‘Mulheres negras em marcha por reparação e bem viver’
Dia Internacional da Mulher Negra Latino-Americana e Caribenha é um convite à reflexão. E à ação
Foto: Tânia Rêgo/Agência Brasil
Em 25 de julho de 1992, centenas de mulheres se reuniram no 1º Encontro de Mulheres Negras Latino-Americanas e Caribenhas, em Santo Domingo, na República Dominicana. O impacto social do evento e de sua ambiciosa proposta de denunciar o racismo, o machismo e a violência enfrentadas por elas fez com que a ONU reconhecesse a data como Dia Internacional da Mulher Negra Latino-Americana e Caribenha.
É uma data para reflexão e ação. Hoje, mais de 450 atividades – como rodas de conversa e caminhadas – estão sendo realizadas em pelo menos 20 estados brasileiros. “Mulheres negras em marcha por reparação e bem viver” é o lema das ações – e temas para discussão não faltam. Porque, apesar de ser um país de maioria negra, o Brasil é extremamente racista, e a negritude feminina é a parcela da população que mais sofre com a desigualdade.
Alguns dados
Apesar de serem mais escolarizadas que os homens, as mulheres negras ganham menos. Pesquisa da Fundação Seade, ligada ao governo de São Paulo, revelou em março que a média salarial delas é de R$ 13,86 por hora, enquanto a de um homem não negro é de R$ 27,15. Elas também sofrem mais com o desemprego: no terceiro trimestre de 2022, 14,2% das mulheres negras estavam desempregadas no Estado. Entre os homens não brancos, a taxa era de 5,8%.

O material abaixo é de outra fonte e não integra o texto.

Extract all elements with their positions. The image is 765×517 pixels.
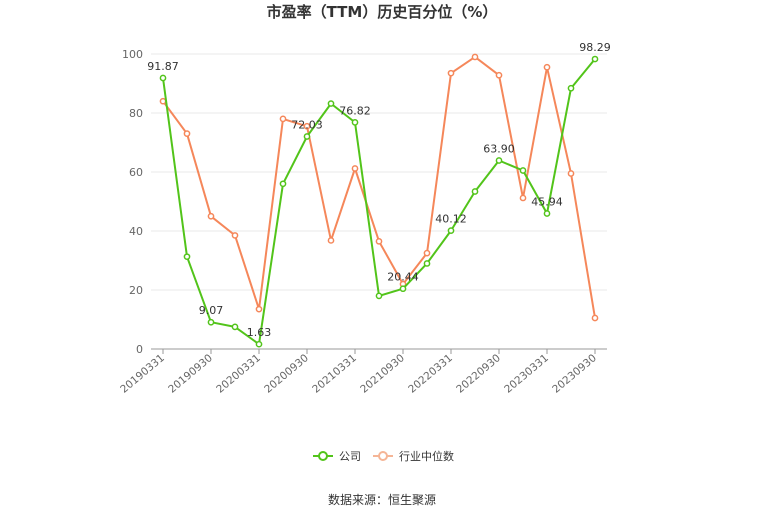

As negras também são maioria entre as vítimas de violência física. A quarta edição da pesquisa “Visível e Invisível: A Vitimização de Mulheres no Brasil” revelou que 45% das mulheres negras afirmam que já sofreram alguma violência ou agressão ao longo da vida, número que cai para 36,9% entre brancas. Desse grupo, 6,3% afirmam que já foram vítimas de espancamento e 6,2% já sofreram ameaças com faca ou arma de fogo – contra 3,6% e 3,8% relatados por mulheres brancas. Conforme a Anistia Internacional, as negras são 62% das vítimas de feminicídio no país.
Para Juliana Brandão, pesquisadora sênior do Fórum Brasileiro de Segurança Pública, esses dados são evidências das formas que o racismo estrutural se materializa na vida das mulheres negras.
“O que chama atenção é que essas mulheres têm mecanismos que estão disponíveis, mas que não estão acessíveis. Além de massacradas por essa violência, elas estão sendo completamente silenciadas de qualquer maneira de sair desse ciclo, que acaba se naturalizando”, diz.
Direitos negados
A proporção de negras que tiveram negado o acesso negado a recursos básicos – como assistência médica, comida ou dinheiro por algum companheiro ou ex-companheiro – é de 10,9%, também maior do que entre mulheres brancas (7,1%).
Essa parcela da população ainda é subrepresentada na política. Nas últimas eleições, nove mulheres negras foram eleitas para o Congresso Nacional. Elas representam 18% da bancada feminina, que tem 94 cadeiras. São cinco representantes a menos em relação ao pleito anterior. A ausência de mulheres negras nos espaços de poder também são expressão da violência, da interdição e do silenciamento que a nossa sociedade impõe.
Por isso, mais do que nunca, o Dia Internacional da Mulher Negra Latino-Americana e Caribenha é uma data para refletir sobre nossas mazelas e cobrar dos agentes públicos melhores condições de sobrevivência e subsistência.
Tereza de Benguela
Em 25 de julho também é celebrado o Dia Nacional de Tereza de Benguela e da Mulher Negra, que tem o propósito de dar visibilidade ao papel da mulher negra na nossa história por meio da figura da líder do Quilombo Quariterê, no Mato Grosso, no século 18. Por 20 anos, ela combateu o governo escravista e coordenou as atividades econômicas e políticas da comunidade.
A história de “Rainha Tereza” é a materialização de uma sociedade mais igualitária, e cobra de nós mais atitude no combate ao racismo, ao machismo e a violência contra as mulheres negras.
Viva as mulheres negras. Viva Tereza de Benguela!